L'été fut brulant et on va pas s'en plaindre. Deux mois de vacances à bricoler chez moi et à trainer les festivals, j'ai passé une dizaine de jours en Bourgogne avec les copains pour l'organisation du festival Kanivo Chaos et je tiens à remercier toute l'équipe pour l'accueil, le site magnifique, l'absinthe fraiche et la caravane mise à disposition. J'ai pu y recroiser pleins d'amis que je n'avais pas vu depuis des lustres et la programmation musicale était vraiment excellente.

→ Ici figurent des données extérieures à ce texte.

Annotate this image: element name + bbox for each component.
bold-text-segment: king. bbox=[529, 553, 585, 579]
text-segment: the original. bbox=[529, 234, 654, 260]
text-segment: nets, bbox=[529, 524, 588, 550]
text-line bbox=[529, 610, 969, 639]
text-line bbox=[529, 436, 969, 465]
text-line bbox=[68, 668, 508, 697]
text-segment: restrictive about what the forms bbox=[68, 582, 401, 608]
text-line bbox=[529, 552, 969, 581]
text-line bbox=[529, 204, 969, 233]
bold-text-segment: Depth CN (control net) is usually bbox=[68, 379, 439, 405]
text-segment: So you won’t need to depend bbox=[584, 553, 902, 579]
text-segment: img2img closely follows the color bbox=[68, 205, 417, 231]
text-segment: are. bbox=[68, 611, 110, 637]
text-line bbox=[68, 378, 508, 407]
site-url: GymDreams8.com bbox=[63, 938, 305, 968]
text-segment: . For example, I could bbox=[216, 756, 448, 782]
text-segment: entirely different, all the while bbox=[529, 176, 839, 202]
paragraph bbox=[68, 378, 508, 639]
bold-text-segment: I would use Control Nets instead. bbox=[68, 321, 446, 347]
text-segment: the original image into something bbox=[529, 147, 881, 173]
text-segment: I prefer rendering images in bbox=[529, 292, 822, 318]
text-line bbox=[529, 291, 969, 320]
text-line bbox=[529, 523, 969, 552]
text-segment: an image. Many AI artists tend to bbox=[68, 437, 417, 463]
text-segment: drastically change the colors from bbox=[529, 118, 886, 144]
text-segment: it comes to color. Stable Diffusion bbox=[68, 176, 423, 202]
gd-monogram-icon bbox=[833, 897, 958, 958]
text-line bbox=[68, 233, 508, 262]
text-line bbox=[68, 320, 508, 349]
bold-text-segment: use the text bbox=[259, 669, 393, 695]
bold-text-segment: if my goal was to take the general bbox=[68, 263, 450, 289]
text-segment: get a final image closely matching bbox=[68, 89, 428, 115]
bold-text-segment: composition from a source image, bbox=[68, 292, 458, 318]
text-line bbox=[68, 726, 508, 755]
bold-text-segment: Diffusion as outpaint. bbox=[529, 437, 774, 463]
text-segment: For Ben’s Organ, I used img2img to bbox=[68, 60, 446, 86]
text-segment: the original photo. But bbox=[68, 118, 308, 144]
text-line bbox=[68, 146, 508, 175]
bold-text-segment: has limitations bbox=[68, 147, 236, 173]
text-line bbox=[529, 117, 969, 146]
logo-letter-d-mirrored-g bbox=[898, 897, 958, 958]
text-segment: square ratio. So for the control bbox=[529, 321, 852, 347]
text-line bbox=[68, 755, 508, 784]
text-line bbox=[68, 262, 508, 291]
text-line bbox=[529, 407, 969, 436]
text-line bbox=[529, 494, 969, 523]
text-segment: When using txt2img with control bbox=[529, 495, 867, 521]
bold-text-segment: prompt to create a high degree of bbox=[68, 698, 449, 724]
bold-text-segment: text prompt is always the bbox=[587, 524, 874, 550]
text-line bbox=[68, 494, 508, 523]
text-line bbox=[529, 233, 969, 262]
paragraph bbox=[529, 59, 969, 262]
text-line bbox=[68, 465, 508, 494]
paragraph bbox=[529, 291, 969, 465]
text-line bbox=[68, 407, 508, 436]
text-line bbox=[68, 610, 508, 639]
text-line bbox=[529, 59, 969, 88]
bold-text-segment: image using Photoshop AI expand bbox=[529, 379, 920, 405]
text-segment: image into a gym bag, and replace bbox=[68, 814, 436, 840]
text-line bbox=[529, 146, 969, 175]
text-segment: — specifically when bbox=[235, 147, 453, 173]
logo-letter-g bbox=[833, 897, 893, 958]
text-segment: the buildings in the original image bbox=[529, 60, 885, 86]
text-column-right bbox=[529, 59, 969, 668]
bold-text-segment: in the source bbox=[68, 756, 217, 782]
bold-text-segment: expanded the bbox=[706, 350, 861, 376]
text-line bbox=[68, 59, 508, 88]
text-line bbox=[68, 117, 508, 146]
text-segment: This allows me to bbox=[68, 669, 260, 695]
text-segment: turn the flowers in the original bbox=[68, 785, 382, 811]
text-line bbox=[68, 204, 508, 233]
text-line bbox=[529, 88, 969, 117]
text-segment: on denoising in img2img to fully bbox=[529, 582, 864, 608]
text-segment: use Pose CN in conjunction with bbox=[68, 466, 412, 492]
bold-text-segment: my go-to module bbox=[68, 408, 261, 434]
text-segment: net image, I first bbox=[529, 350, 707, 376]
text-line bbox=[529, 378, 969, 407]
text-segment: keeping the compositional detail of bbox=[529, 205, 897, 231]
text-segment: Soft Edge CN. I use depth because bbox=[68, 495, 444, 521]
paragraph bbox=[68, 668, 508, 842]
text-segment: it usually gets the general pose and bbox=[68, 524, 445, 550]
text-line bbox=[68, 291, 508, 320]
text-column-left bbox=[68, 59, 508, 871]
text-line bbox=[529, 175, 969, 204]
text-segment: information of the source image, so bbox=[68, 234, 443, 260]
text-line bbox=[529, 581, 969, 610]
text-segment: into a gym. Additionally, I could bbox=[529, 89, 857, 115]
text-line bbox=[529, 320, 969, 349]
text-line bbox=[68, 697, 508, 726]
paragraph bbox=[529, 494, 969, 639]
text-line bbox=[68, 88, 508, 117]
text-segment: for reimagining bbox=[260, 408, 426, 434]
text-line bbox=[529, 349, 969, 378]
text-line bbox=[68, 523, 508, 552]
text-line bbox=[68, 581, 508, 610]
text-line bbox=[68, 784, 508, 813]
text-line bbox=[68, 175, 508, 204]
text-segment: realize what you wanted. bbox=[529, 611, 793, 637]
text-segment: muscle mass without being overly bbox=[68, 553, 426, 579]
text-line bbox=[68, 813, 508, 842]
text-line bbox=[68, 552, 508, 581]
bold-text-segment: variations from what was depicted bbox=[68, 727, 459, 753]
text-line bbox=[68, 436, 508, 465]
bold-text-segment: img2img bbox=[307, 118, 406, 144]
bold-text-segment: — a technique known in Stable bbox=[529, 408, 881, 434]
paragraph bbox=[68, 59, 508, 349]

Par la même, sort le numéro 1 de la nouvelle newsletter de l'asso Kanivo chaos: KC INFO #1, (telechargeable en PDF) . Au sommaire, les habituelles chroniques de disques, plusieurs textes d'humeur et d'opinion, un scene report sur l'Indonésie, un interview du groupe tchèque INGROWING et les réponses que j'ai donné aux questions de Steph à propos de mes activités BLASTING DEAD ARTWORK (l'interview est également dispo à la fin de ce post).

Bonne lecture à tous, encore merci à tous et à très bientôt, on vous attend en Bretagne...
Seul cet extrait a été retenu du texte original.